In my previous blog post, Your New Role: Learning Content Curator, I underscored the need for corporate learning professionals to begin to let go of content creation and start nurturing a content curation mindset. According to global marketing strategy guru Rohit Bhargava, a Content Curator is someone who continually finds, groups, organizes and shares the best and most relevant content on a specific issue online. As content curators for corporate learning, we are tasked with providing context and filters for learning content that not only guide learners to the appropriate formal learning opportunities, but also timely informal assets their peers and managers develop and publish.
By donning the content curator hat on top of a strong foundation in instructional design and performance consulting, we open doors to a new incarnation of interactive online learning. We begin to break through the traditional boundaries previously imposed on learning content. Content curation requires that we move away from delivering corporate learning as a loose collection of independent eLearning courses. It requires new learning strategies and technologies. But if cramming a corporate LMS full of new courses isn’t the path to the future of learning, where do we start?
You’re Probably Already Curating Content
If you actively use social media, you have likely already participated in content curation. Any time you share a link to content that you have not created, you are a content curator. You are providing a filter, directing your readers to a specific target in a sea of information clutter. You are also providing context—that is, the understanding of why the link may be meaningful to your audience at that particular point in time, especially if you add a few words of explanation. Curation makes information mining much more efficient than unguided search and allows readers to focus on digesting the provided content under the assumption that it has already been vetted as worth their time and attention. This is no more or less true if you are sending a link to an article by an industry guru or a fresh service bulletin to your internal business team… or forwarding that video of a cute Jack Russell Terrier to your fellow dog-loving Facebook friends.
If you have ever developed learning content, you are wired for content curation. Consider the types of links you have shared in the past. You may recognize that curation skills are similar to those we have used for years in supporting traditional classroom or online learning content:
- Notating a research paper
- Creating a recommended reading list
- Requiring a course reading assignment
- Establishing a resource “share drive” on the corporate intranet
These activities all exercise similar content curation muscles:
- Filter down to just the right content
- Provide appropriate context
- Share a link to the content
Content Curation in Corporate Learning
Now you’re ready to put content curation into practice at your workplace. Where do you start? Here are a few content curation strategies we’ve implemented at Media 1 to give you inspiration.
A simple solution that can offer high value: offer a curated Resource Page containing links to additional reading at the end of your next eLearning course, along with a few descriptive lines to provide context. If you are concerned about maintaining links within a course, provide a single link to a resource page on your intranet for easier updates. Be sure to consider internal or external blogs or podcasts that you know consistently provide helpful content, and while you have their attention, don’t forget printable job aids or worksheets.
Course as a Portal
Blackboard or Moodle users, consider setting up a “course” that is actually a reference portal to organized, curated resource links for a department or job function. In essence, use the framework as a content management system for your curated content.

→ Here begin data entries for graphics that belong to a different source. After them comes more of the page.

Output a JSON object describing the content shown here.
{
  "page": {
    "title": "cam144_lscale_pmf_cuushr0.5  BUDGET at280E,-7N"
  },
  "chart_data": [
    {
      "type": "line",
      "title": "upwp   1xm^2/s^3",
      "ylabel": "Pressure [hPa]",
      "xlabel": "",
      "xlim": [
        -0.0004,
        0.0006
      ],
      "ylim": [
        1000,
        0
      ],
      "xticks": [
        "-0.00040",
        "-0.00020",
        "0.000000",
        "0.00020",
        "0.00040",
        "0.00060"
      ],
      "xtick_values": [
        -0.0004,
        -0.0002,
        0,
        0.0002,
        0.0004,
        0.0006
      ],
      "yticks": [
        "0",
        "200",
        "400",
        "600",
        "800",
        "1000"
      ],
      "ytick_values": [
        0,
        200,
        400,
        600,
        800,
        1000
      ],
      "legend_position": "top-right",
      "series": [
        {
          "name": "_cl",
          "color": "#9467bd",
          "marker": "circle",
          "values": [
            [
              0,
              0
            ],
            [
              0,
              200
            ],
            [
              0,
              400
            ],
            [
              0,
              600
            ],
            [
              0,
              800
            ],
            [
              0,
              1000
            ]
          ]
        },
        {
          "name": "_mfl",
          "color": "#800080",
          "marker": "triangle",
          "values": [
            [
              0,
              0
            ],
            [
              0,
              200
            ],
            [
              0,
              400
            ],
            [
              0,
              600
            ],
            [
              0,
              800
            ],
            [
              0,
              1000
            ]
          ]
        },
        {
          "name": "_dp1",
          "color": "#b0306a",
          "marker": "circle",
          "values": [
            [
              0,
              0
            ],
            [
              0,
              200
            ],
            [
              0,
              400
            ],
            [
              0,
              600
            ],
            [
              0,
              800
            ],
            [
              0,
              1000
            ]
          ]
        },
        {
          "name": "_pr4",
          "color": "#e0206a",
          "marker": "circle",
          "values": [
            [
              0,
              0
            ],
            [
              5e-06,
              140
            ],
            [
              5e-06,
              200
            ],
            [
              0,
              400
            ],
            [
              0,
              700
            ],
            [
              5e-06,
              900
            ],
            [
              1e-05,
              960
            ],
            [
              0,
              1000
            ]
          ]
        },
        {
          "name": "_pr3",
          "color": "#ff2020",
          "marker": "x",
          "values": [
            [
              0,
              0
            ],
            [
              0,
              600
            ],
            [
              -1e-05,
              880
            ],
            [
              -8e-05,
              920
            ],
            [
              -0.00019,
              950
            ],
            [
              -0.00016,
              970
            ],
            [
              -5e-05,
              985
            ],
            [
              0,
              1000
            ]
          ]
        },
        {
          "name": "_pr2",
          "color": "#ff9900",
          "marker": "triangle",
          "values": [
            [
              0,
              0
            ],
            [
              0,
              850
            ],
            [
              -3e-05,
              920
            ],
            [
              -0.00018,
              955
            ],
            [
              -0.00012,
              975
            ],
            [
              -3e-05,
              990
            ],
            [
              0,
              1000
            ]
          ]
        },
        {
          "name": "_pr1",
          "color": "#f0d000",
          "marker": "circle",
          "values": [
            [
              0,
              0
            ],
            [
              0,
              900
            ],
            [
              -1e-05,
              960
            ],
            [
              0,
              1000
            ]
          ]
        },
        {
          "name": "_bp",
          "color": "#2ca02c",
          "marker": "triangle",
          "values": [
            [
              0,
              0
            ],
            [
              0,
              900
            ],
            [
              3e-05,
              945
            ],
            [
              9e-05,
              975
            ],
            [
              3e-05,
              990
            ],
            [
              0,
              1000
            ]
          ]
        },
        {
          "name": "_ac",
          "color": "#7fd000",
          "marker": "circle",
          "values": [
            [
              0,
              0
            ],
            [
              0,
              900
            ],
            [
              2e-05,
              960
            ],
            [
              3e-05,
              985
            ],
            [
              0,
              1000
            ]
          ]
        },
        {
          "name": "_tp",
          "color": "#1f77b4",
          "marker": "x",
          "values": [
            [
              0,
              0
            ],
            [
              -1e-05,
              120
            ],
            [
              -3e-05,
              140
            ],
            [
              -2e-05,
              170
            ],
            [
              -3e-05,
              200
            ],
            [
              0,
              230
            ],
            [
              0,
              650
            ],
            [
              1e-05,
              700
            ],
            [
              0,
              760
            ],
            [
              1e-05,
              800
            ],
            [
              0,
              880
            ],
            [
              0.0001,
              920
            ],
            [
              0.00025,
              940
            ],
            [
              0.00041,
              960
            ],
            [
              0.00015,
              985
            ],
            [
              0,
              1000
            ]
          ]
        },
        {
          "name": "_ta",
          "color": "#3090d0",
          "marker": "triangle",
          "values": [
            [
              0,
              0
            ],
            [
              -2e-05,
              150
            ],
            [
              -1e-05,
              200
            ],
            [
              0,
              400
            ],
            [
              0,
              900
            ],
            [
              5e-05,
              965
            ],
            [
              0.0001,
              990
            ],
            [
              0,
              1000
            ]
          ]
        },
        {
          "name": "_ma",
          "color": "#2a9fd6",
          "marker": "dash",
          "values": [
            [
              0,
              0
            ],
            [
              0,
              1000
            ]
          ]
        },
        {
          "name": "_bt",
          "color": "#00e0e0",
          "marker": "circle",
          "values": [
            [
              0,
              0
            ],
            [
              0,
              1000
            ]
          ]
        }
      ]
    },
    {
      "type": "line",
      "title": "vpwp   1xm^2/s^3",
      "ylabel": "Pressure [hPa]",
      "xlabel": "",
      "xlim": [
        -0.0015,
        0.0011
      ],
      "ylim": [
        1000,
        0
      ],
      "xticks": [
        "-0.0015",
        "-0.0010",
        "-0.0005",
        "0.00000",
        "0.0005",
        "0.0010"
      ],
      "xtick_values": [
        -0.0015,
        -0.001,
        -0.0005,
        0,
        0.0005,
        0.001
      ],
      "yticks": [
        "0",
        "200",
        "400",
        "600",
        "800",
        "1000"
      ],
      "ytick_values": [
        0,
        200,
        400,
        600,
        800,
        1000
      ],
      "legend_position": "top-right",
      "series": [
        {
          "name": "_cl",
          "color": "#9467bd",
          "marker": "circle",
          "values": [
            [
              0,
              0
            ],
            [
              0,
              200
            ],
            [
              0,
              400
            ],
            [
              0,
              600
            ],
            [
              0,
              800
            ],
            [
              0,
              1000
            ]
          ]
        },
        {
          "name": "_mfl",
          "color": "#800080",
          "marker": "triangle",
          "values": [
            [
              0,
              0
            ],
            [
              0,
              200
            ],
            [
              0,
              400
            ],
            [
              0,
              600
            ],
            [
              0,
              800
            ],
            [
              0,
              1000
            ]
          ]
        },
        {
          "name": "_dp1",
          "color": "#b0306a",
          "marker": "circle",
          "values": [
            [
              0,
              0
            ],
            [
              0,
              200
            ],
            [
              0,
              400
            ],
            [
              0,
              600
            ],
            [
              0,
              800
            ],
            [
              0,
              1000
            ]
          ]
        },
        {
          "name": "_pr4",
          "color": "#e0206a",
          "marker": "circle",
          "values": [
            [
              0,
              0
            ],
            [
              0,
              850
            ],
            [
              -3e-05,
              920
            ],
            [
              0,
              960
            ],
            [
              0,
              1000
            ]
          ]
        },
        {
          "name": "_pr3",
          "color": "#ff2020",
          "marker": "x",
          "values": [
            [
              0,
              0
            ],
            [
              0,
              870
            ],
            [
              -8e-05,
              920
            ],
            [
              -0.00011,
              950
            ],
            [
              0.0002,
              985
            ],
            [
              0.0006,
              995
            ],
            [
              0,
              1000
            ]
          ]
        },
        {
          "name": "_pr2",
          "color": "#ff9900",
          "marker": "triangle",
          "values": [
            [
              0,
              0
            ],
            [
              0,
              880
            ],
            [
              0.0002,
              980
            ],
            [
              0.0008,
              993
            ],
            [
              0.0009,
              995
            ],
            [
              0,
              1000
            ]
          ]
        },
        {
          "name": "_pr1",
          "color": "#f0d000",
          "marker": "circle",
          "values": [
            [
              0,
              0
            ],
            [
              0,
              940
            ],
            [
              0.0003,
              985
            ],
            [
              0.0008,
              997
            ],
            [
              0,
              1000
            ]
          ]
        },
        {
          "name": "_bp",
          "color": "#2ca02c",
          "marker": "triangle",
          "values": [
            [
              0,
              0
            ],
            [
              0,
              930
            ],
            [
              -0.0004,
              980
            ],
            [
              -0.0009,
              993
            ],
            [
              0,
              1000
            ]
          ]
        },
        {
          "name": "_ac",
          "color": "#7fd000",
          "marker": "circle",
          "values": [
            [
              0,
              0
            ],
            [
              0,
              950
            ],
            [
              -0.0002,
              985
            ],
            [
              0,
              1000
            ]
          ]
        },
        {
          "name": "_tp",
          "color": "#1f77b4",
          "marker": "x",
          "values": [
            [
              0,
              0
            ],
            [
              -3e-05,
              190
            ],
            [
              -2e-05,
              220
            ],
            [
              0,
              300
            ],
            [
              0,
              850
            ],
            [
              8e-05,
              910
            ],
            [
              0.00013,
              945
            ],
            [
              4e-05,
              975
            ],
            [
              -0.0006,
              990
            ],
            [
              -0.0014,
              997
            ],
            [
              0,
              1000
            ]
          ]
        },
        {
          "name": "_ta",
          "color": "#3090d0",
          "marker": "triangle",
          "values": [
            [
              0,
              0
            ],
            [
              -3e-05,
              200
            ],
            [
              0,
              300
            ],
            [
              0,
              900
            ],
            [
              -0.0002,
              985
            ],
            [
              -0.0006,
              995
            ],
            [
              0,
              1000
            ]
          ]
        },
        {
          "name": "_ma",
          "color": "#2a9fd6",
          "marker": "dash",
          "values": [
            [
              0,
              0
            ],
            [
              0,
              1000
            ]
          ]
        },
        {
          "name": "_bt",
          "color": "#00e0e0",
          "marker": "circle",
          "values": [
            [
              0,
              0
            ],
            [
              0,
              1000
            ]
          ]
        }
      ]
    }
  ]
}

To avoid unruly “data dump” portals, enlist SharePoint™ logic and workflows to help further filter large amounts of curated content by subject or relevance. For example:
- Guide new hires to instructions and resources for completing common tasks in the first weeks on the job
- Drive learners to a group of courses in your LMS that are most relevant based on their role, region, or self-selections from a drop-down menu
- Provide salespeople with the ability to sort and filter podcasts by managers on targeted selling or product announcements
- Assign curator(s) to periodically seek out new content links from within your organization and register them in the appropriate portal(s)
Moderated Learning Community
Develop a moderated Community of Practice, enlisting dedicated Mentors or Guides to curate content in their area of expertise. Consider the model of the moderated learning community Mahlo.com:
Mahalo is the world’s first human-powered search engine powered by an enthusiastic and energetic group of Guides. Our Guides spend their days searching, filtering out spam, and hand-crafting the best search results possible. If they haven’t yet built a search result, you can request that search result. You can also suggest links for any of our search results.
As a bonus, offer moderated discussion boards to encourage learners to share ideas around curated content. Or, scale back and set up a series of moderated wikis for a simplified approach.
Educate your blogging managers and SMEs on the art and value of high quality content curation around a theme that is meaningful to them and valuable to the continuous growth of your learners. Targeted curation eases the burden of always having to work through completely new ideas and allows busy writers to scaffold on the foundational ideas set forth by others. At the same time, it builds organizational knowledge by personally directing learners to relevant content that is already available but may otherwise be overlooked.
Throughout each of these strategies, the running theme is to enlist yourself and other knowledgeable and passionate Subject Matter Experts (SMEs) to filter and provide context to the resource materials that they value the most—trusting that your knowledge will also provide value to others interested in the same subject. Over time, through competent content curation, the communities and portals we develop and support will become sought out as trusted sources of sustainable learning and performance in their own right—despite the learning content not being delivered as a formal course.